A year ago I started my PhD. It feels like a good moment to step back and reflect on what has happened, what I have learned, and where things are heading.

What Got Done

The numbers are easy to list: two arXiv preprints (TF1 and TF2), one published survey in IEEE Access, two HuggingFace dataset releases, and thousands of lines of pipeline code. I started writing a survey on LLM-based evaluation that is still in progress.

But the numbers do not capture the harder-to-measure things. I have gotten much better at reading papers critically, at designing experiments before running them, and at writing technical prose that communicates clearly. I have also gotten comfortable with the uncomfortable truth that research is mostly about dead ends, failed experiments, and ideas that do not pan out.

What Surprised Me

The pace of the field. When I started in October 2024, Llama 3 was the model everyone was talking about. A year later, the landscape has shifted several times. Keeping up with the field while making progress on my own work requires deliberate choices about what to follow and what to ignore.

How much engineering a PhD involves. I expected the PhD to be primarily about ideas and analysis. In practice, a significant fraction of my time goes to infrastructure: building pipelines, managing data, debugging distributed systems, and optimizing inference. The engineering is not separate from the research – it enables the research – but it was more than I anticipated.

The value of writing. Writing papers, blog posts, and notes has been the single most effective tool for clarifying my thinking. Ideas that seem clear in my head often reveal gaps and inconsistencies when I try to write them down. This blog has been part of that process.

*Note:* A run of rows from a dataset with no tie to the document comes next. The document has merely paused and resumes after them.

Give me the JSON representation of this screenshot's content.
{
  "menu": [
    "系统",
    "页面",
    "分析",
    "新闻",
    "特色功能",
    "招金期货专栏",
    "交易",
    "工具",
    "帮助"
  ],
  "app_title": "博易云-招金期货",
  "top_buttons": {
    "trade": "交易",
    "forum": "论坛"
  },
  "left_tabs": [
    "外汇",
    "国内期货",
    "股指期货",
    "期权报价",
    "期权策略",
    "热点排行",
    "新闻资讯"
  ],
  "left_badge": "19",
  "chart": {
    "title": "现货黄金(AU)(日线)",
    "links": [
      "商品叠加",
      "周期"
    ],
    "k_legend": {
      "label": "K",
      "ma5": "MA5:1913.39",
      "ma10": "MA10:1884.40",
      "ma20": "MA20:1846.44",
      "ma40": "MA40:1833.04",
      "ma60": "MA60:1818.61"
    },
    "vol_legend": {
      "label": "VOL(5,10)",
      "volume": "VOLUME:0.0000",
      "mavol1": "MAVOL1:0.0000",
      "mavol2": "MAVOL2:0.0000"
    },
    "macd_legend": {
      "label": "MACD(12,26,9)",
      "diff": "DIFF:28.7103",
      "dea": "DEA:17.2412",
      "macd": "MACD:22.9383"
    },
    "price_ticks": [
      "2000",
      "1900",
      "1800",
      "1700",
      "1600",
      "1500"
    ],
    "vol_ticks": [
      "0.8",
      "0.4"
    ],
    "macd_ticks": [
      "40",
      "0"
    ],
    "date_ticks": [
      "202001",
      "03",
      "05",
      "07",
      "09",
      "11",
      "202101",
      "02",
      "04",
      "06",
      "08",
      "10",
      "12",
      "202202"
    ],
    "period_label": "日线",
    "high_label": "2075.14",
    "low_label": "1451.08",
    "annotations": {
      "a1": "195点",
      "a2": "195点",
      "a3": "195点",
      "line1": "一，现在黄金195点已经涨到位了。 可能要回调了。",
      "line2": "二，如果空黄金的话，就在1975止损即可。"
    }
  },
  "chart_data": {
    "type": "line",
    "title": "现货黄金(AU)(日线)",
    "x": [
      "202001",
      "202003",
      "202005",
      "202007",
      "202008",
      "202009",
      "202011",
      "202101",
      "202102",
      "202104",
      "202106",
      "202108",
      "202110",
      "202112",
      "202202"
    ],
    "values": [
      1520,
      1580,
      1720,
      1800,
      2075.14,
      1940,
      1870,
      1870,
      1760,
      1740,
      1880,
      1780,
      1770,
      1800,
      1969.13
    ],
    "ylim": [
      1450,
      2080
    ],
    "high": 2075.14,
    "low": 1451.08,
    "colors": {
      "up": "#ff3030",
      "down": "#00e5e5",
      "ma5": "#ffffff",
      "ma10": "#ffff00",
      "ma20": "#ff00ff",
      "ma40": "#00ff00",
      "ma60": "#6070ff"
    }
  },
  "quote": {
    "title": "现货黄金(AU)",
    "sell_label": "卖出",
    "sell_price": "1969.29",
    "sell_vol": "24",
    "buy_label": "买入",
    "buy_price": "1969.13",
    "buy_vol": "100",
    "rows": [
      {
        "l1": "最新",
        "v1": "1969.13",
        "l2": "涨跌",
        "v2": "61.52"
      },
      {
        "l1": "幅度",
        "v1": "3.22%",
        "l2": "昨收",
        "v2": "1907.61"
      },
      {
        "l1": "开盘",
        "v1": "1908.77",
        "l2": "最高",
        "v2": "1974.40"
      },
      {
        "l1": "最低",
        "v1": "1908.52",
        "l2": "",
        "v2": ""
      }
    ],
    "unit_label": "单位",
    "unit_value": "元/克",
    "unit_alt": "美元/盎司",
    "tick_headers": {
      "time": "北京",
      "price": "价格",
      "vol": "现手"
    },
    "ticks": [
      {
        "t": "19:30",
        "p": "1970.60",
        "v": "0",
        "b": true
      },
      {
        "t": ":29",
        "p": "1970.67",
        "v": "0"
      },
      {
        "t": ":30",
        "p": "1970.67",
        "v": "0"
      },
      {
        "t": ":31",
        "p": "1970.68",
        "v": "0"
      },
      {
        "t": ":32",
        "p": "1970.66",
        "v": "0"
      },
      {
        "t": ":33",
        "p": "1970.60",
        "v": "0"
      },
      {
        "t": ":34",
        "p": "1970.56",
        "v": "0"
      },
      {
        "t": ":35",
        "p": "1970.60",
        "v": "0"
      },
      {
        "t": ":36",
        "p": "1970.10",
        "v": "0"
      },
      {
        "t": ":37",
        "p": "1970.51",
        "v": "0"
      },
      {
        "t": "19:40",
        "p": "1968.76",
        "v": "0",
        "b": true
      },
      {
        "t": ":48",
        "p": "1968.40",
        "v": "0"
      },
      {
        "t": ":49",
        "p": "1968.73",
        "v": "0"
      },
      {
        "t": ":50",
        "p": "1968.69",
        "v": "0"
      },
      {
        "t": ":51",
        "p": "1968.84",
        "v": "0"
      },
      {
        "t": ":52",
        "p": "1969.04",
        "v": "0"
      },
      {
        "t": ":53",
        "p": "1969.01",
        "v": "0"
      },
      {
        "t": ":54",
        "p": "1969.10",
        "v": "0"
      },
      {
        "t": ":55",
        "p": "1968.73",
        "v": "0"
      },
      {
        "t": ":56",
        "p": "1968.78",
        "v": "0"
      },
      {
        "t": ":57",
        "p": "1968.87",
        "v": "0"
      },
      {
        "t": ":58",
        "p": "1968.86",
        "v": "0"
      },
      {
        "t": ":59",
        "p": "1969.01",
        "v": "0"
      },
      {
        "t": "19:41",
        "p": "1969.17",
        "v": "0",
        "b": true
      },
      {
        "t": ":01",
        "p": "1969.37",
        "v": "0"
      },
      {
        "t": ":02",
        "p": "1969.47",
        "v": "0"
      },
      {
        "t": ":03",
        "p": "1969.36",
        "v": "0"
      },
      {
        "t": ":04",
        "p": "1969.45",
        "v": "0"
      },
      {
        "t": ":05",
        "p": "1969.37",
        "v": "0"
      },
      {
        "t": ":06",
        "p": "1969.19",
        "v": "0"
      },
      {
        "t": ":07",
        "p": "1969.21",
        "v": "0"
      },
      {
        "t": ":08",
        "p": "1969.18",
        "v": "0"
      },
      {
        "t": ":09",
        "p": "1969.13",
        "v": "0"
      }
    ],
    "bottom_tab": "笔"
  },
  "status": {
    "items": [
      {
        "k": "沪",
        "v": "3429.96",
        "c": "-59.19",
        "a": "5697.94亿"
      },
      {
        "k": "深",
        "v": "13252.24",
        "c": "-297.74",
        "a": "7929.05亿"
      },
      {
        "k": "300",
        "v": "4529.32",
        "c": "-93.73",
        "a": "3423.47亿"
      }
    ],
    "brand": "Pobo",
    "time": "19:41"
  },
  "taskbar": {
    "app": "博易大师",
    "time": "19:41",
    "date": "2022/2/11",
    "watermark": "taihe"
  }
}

What I Would Do Differently

I would start evaluating earlier. In the TF1 project, I spent a long time building the generation pipeline before seriously thinking about evaluation. When I finally built the evaluation framework, it revealed issues that required changes to the generation approach. In TF2, I developed generation and evaluation in parallel, which worked much better.

I would also be more systematic about tracking experiment configurations from the start. My early experiments used ad hoc parameter tracking that made it hard to reproduce results later. I have since settled on a structured approach with YAML configuration files and timestamped artifact directories.

What Comes Next

The second year has several concrete goals:

  • TF3: Training a compact Romanian language model from scratch on synthetic data. The architecture and tokenizer design are already underway.
  • Diacritics paper: Formalizing my investigation of LLMs for Romanian diacritic restoration. I will be presenting this at InnoComp 2025 in a few weeks.
  • LLM judges survey: Completing and submitting the evaluation survey.
  • Thesis writing: Starting the thesis document itself, integrating the papers into a coherent narrative.

A year in, I am more excited about the work than when I started. The questions have gotten sharper, the tools have gotten better, and the path forward is clearer. That feels like progress.